The Legend of Zelda: Spirit Tracks

JP: Zelda no Densetsu: Daichi no Kiteki
Developed in Japan by Nintendo
Published by Nintendo
Released in 2009 for the Nintendo DS

Where do you even begin when discussing a mess like Spirit Tracks? In moving forward a game series associated with open, sprawling worlds, the chief method of travel is a train. Yes, the vehicle that is attached to rails. Even worse, this travel method is a glorified loading screen, requiring the bare minimum commitment (shooting crap with a cannon as it impedes your progress) in order to slog from one place to another.
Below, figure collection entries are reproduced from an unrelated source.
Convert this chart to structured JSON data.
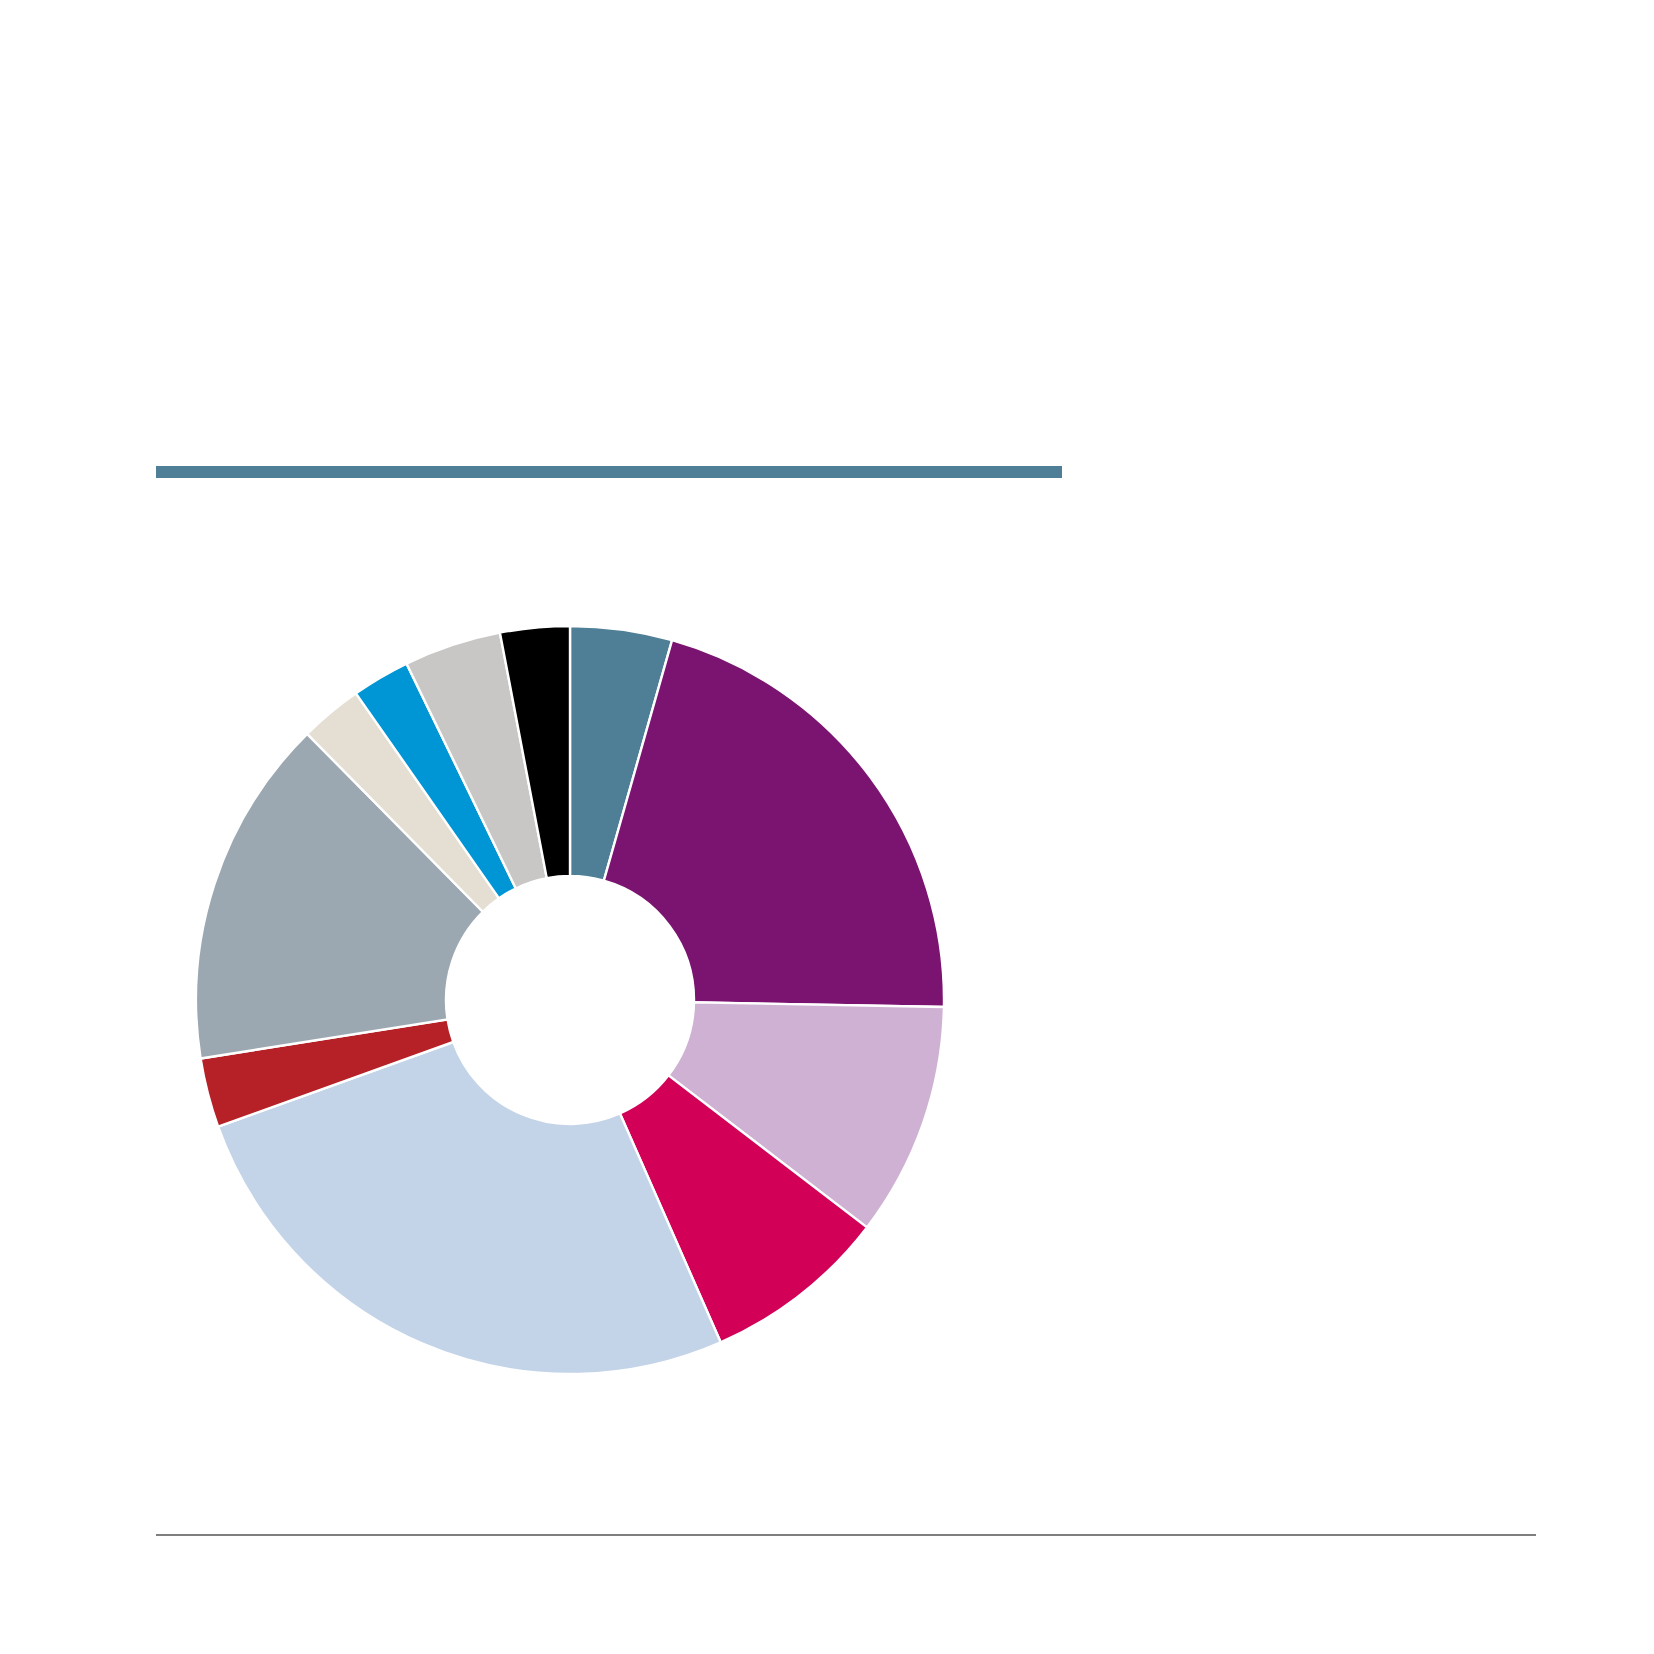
{
  "chart_data": {
    "type": "donut",
    "categories": [
      null,
      null,
      null,
      null,
      null,
      null,
      null,
      null,
      null,
      null,
      null
    ],
    "values": [
      4.4,
      20.9,
      10.1,
      8.0,
      26.1,
      3.0,
      15.1,
      2.7,
      2.5,
      4.2,
      3.0
    ],
    "colors": [
      "#4f7f96",
      "#7b1470",
      "#cfb2d3",
      "#d20057",
      "#c3d3e8",
      "#b52126",
      "#9ca8b1",
      "#e4ded3",
      "#0095d4",
      "#c8c7c6",
      "#000000"
    ]
  }
}
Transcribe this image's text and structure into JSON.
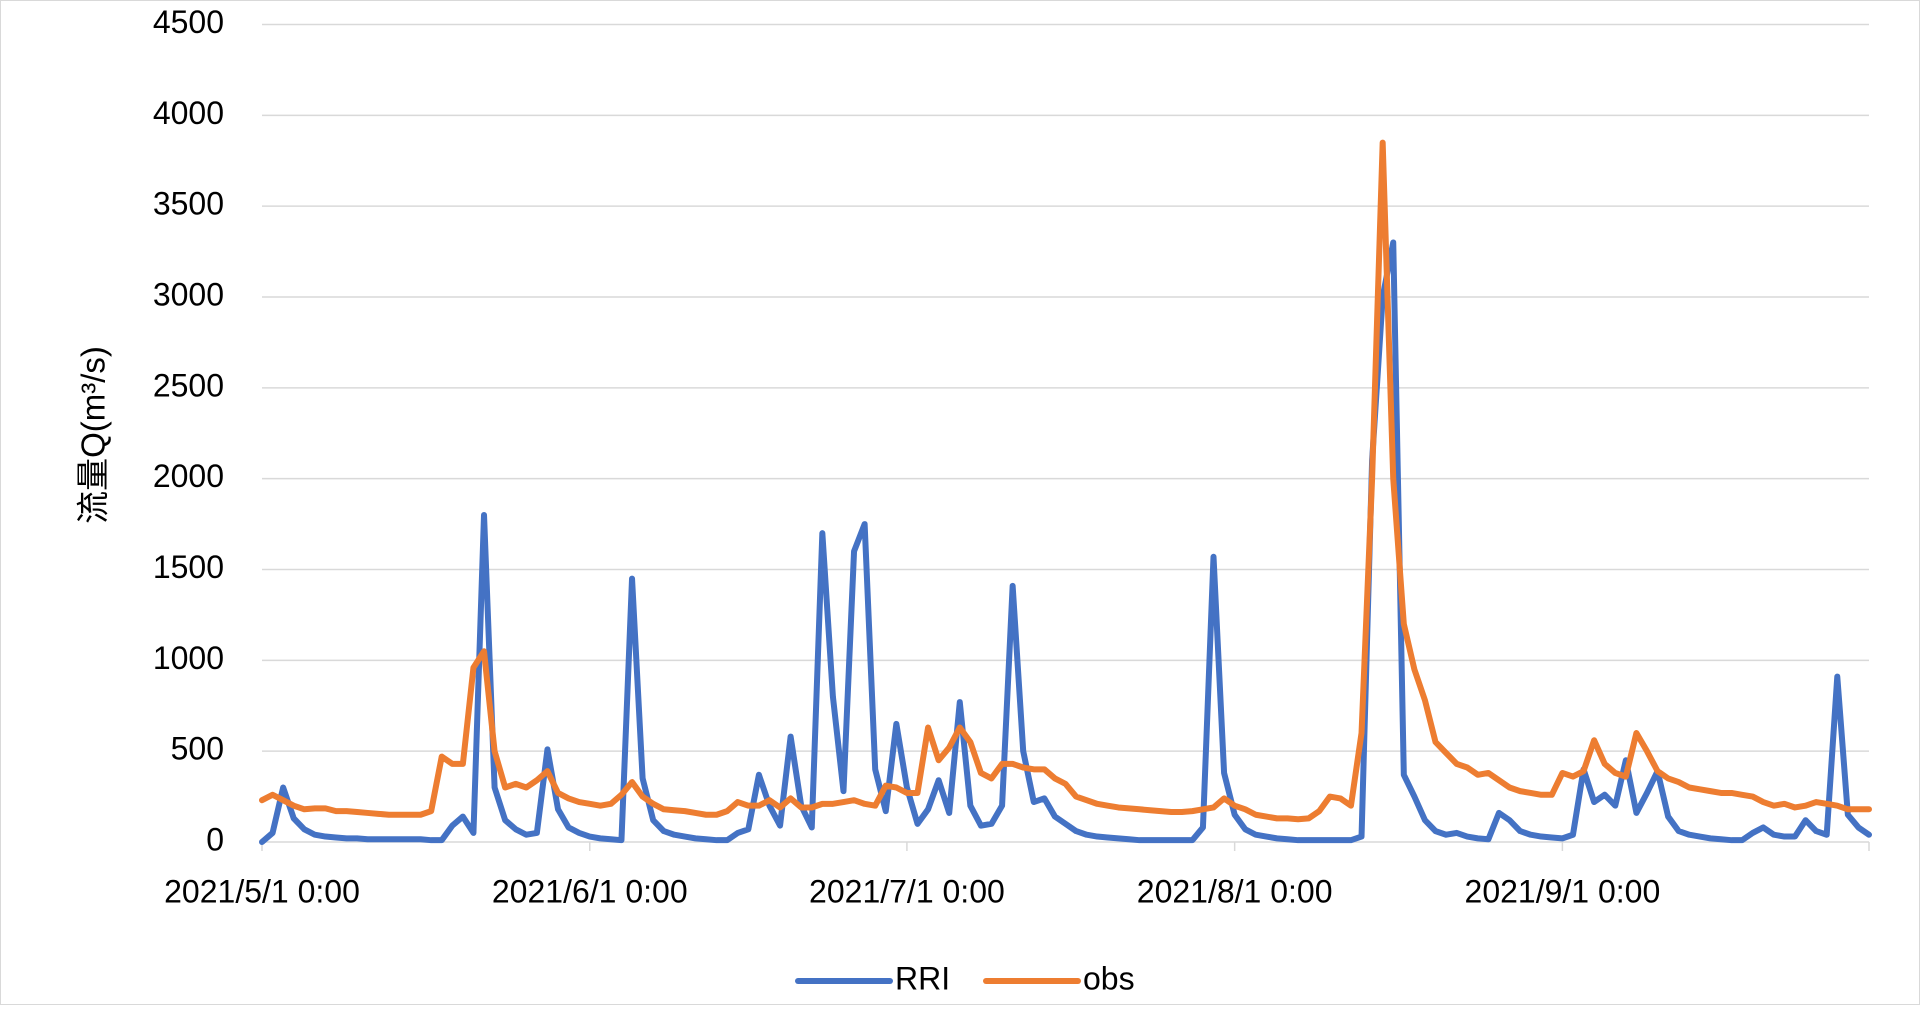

Upon reaching your destination, you’ll find a world of level design that neglects the lessons of Link to the Past and Link’s Awakening, where dungeons were the puzzles, not the individual rooms within each dungeon. In Spirit Tracks, dungeon design alternates between a series of painfully easy action sequences and a gauntlet of simple real-time strategy missions. Wait, what? Yes, Zelda pairs with Link to fulfill “play as the girl” on the marketing checklist, haunting suits of armor that are controlled in real-time with the stylus. In-fact, everything in this action game uses the stylus or the microphone. It sucks. And somehow, “awful control scheme” is far from the worst thing to be found in this game.